Olivia Mary Manning (March 2, 1908 –July 23, 1980) was a British novelist, poet, writer and reviewer. Her fiction and non-fiction, frequently detailing journeys and personal odysseys, were principally set in England, Ireland, Europe and the Middle East. She often wrote from her personal experience, though her books also demonstrate strengths in imaginative writing. Her books are widely admired for her artistic eye and vivid descriptions of place.
Born in North End, Portsmouth, Manning was educated privately at a small dame school before moving to the north of Ireland in 1916. In Bangor, she attended Bangor Presbyterian School, and while in Portsmouth Lyndon House School, and subsequently Portsmouth Grammar School. When financial circumstances forced Manning to leave school at sixteen, she worked as a typist, and spent some time as a junior in a beauty salon. A talented artist, she took evening classes at the Portsmouth Municipal School of Art. In May 1928, she had a painting selected for an exhibition at Southsea, and was subsequently offered a one woman show of her works. Manning seemed to be poised for a career as an artist, but she had meanwhile continued her interest in literature and at the age of twenty determined instead to be writer.
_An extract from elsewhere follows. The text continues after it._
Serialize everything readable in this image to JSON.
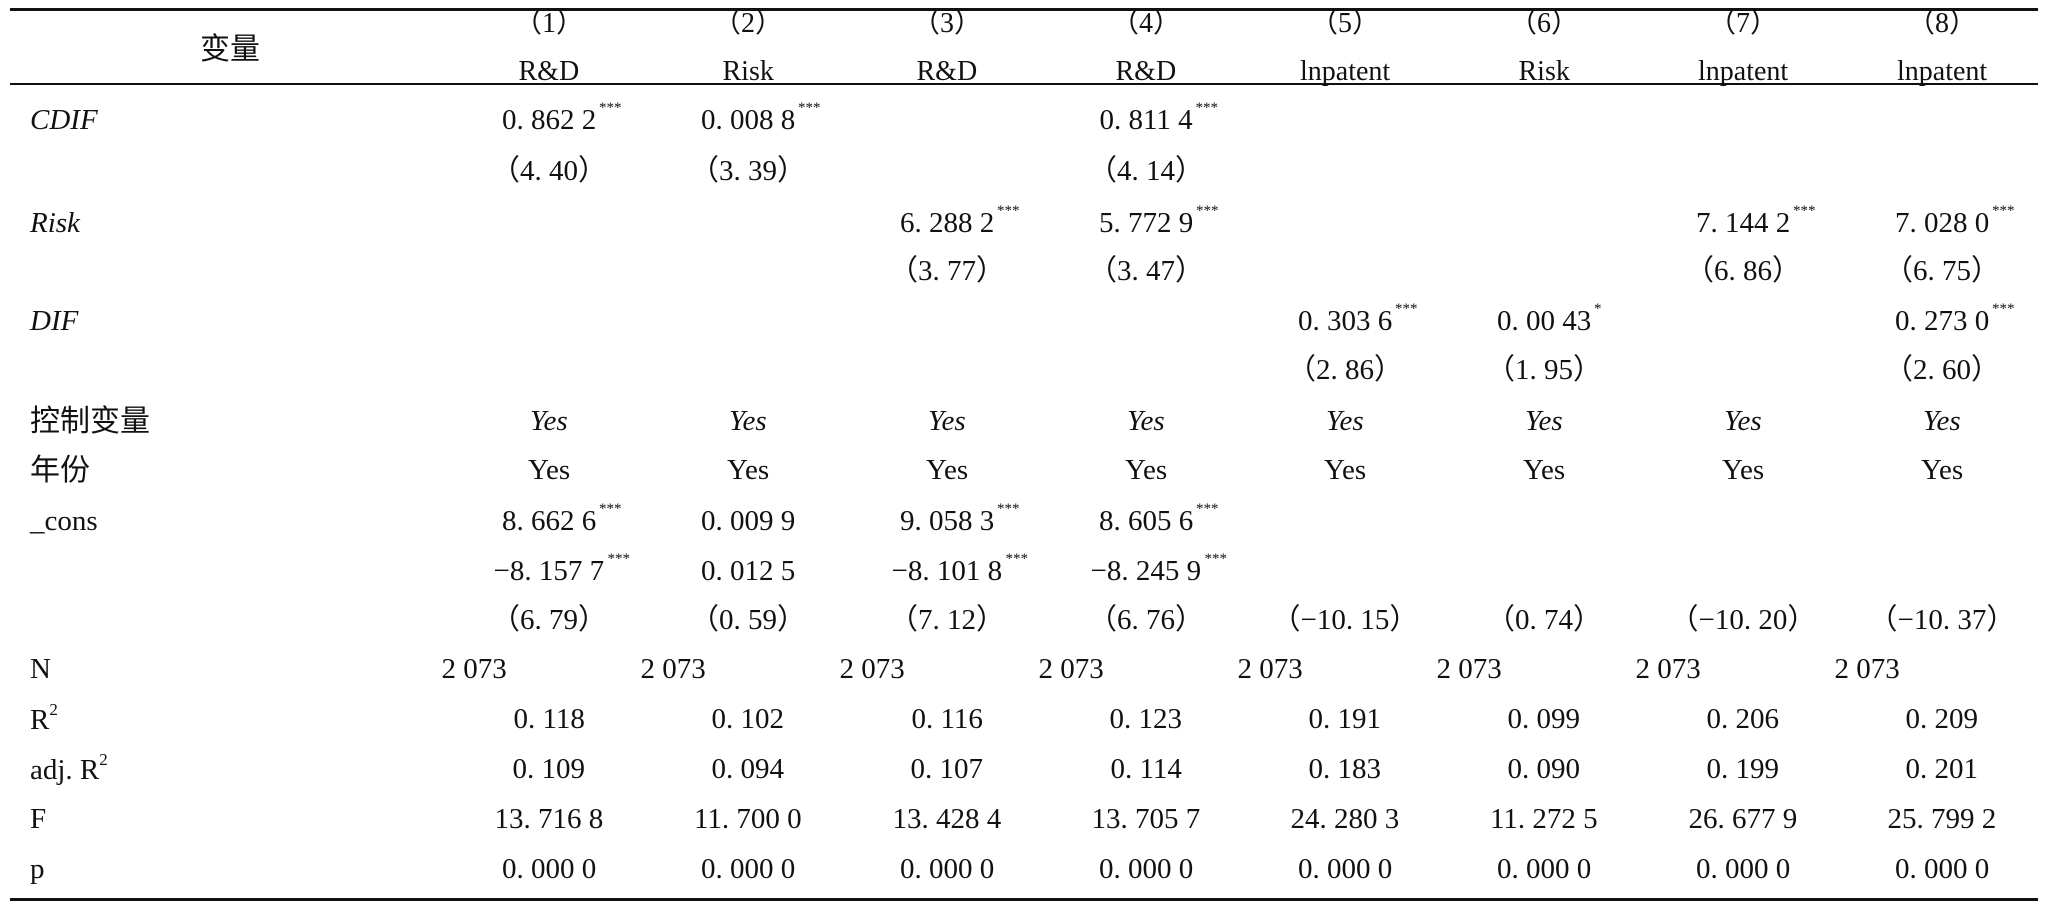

Manning's first published works were three serialized detective novels, Rose of Rubies, Here is Murder and The Black Scarab which appeared in the Portsmouth News beginning in 1929 under the pseudonym Jacob Morrow. Between 1929 and 1935 she authored about 20 short stories, including a ghost story that was the first work to be published under her own name, though using initials to obscure her gender. Manning also wrote two literary novels, neither of which was accepted for publication. Her first serious novel, The Wind Changes, was published in 1937.
In August 1939, Manning married R.D. Smith ("Reggie"), a British Council lecturer posted in Bucharest, Romania, and subsequently in Greece, Egypt and Palestine as the Nazis over-ran Eastern Europe. Her experiences formed the basis for her best known work, the six novels making up The Balkan Trilogy and The Levant Trilogy, known collectively as Fortunes of War. Manning returned to London after the war and lived there until her death, writing poetry, short stories, novels, non-fiction, reviews, and drama for the British Broadcasting Corporation (BBC).